Throughout the presidential campaign and in remarks after he was
re-elected, Mr. Bush focused almost exclusively on these accounts as a
crucial way to shore up Social Security. Most experts have said that
the accounts must be accompanied by other belt-tightening measures.
When asked about cuts in future benefits, Mr. Bush, however, has said
only that any overhaul should make no changes in the benefits for
people in retirement or near retirement. The president has said that
overhauling the Social Security system would involve "costs," but so
far he has not indicated what those might be.
In his speech, Mr. Mankiw flatly rejected raising taxes as a means
of saving the federal retirement system, which government actuaries say
is on track to become insolvent by 2042 if no changes are made to the
current law. Instead, he took particular aim at a specific feature of
current law under which retirement benefits are linked to the rise in
wages rather than the rise in consumer prices.
"Each generation of retirees receives higher real benefits than the
generation before it," Mr. Mankiw said. Because wages typically climb
faster than inflation, he said, an average worker retiring in 2050
would get benefits that are 40 percent higher, after inflation, than a
comparable worker who retires this year.
Mr. Mankiw emphasized that Mr. Bush has yet to decide on a specific
proposal for fixing Social Security, except that it would have to
include personal accounts and that it would not include raising taxes.
But the issue he highlighted is at the center of a major debate within
the administration and among Congressional Republicans.
Policy analysts say changing the way benefits are calculated could
save trillions of dollars in decades to come. But it would imply
significant reductions from the benefits promised under today's laws.
The idea behind personal accounts is that workers, by making
investments in stocks and bonds, could more than make up the difference
with extra earnings.
In what seemed an effort to anticipate complaints that a new system
would reduce future benefits, Mr. Mankiw warned that the benefits
promised under current law are fictitious because they cannot be
afforded.
"Be wary of comparisons between a new, reformed Social Security
system and current law," Mr. Mankiw said. "Unless a listener is
discerning, empty promises will always have a superficial appeal."
Claire Buchan, a White House spokeswoman, said Mr. Bush had not
decided on a specific plan and refused to comment on any need for
reductions in future benefits.
"The president is committed to strengthening Social Security for
younger workers so they don't face the massive tax increases or benefit
reductions that are certain with inaction," Ms. Buchan said.
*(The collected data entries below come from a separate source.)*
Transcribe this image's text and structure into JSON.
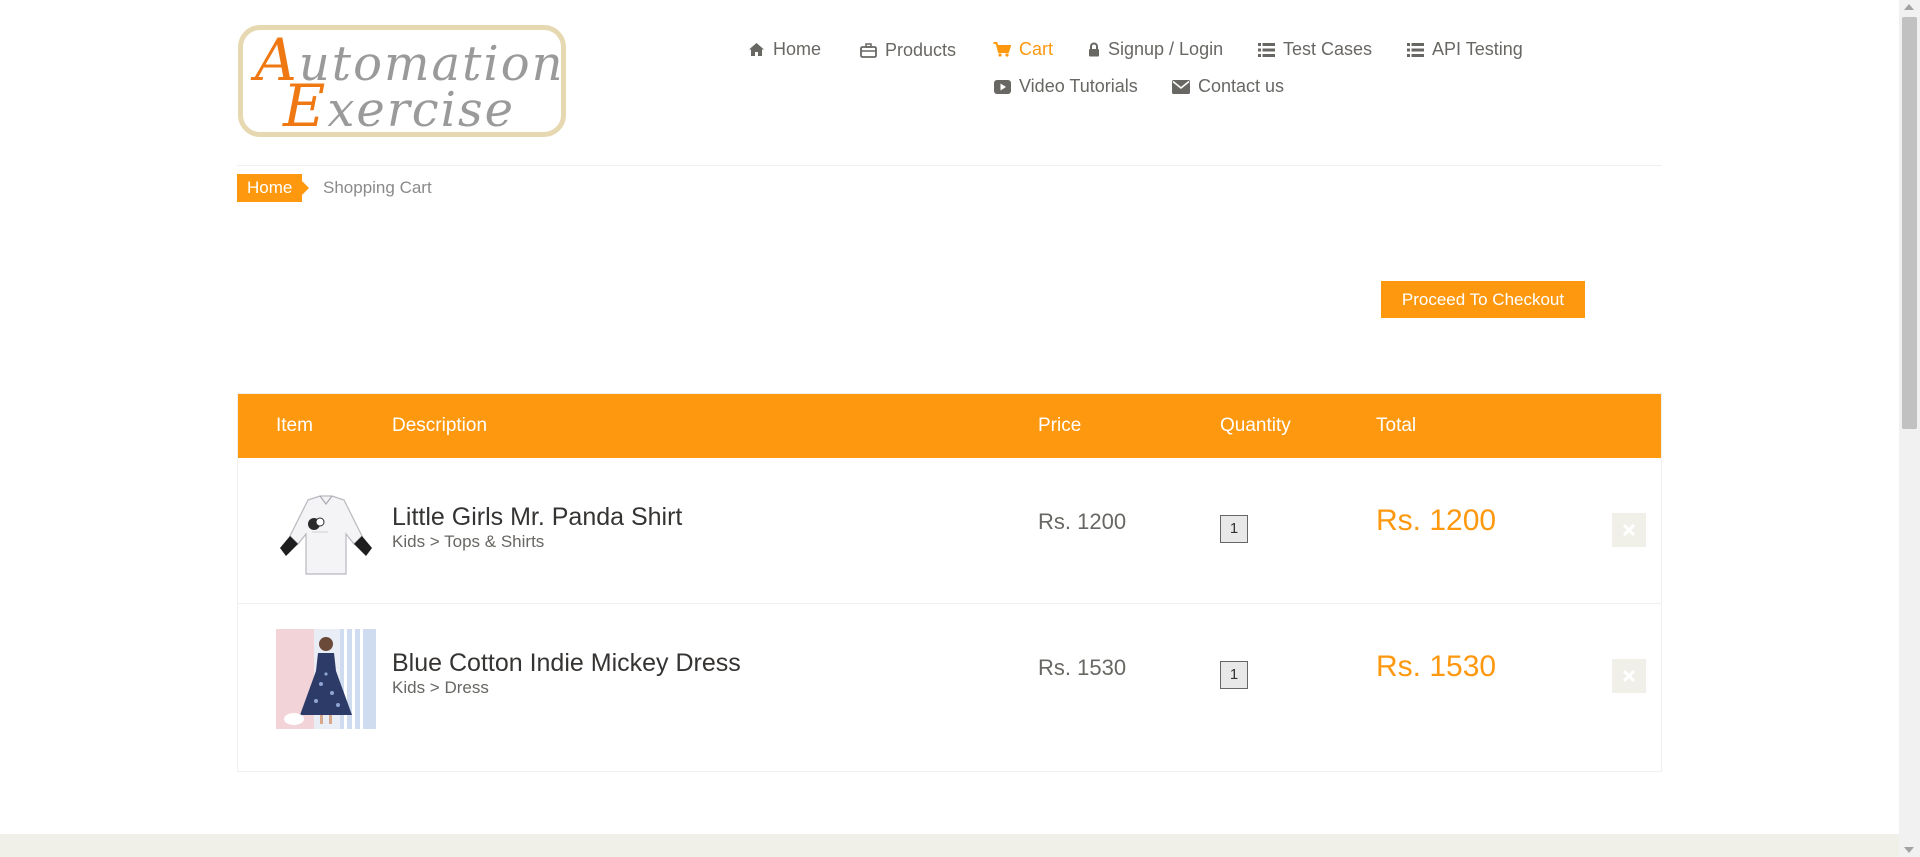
{
  "brand": {
    "logo_line1_cap": "A",
    "logo_line1_rest": "utomation",
    "logo_line2_cap": "E",
    "logo_line2_rest": "xercise",
    "accent_color": "#fe980f"
  },
  "nav": {
    "home": "Home",
    "products": "Products",
    "cart": "Cart",
    "signup_login": "Signup / Login",
    "test_cases": "Test Cases",
    "api_testing": "API Testing",
    "video_tutorials": "Video Tutorials",
    "contact_us": "Contact us",
    "active": "cart"
  },
  "breadcrumb": {
    "home": "Home",
    "current": "Shopping Cart"
  },
  "checkout_button": "Proceed To Checkout",
  "cart": {
    "columns": [
      "Item",
      "Description",
      "Price",
      "Quantity",
      "Total"
    ],
    "items": [
      {
        "name": "Little Girls Mr. Panda Shirt",
        "category": "Kids > Tops & Shirts",
        "price": "Rs. 1200",
        "quantity": "1",
        "total": "Rs. 1200"
      },
      {
        "name": "Blue Cotton Indie Mickey Dress",
        "category": "Kids > Dress",
        "price": "Rs. 1530",
        "quantity": "1",
        "total": "Rs. 1530"
      }
    ]
  }
}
The specific issue that Mr. Mankiw highlighted on Thursday, though
seemingly obscure, involves the level at which a person's initial
benefit is set at the time he or she retires. Under the current
formula, which was established by Congress in 1978, the annual benefit
is pegged to increases in average wages while the person was working.
The idea was to keep retirement incomes in line with overall wages
from generation to generation, and analysts said the formula was far
more generous than simply pegging benefits to inflation.
Kent Smetters, a former Treasury official under President Bush who
is now an associate professor at the Wharton School of Business, said
linking benefits to inflation would in itself save trillions of
dollars. But Professor Smetters said the idea was not as tame as it
sounded. Although retirement incomes would not be eroded by inflation,
the guaranteed benefits of retired people would be lower, and lower
than average incomes, as time went on.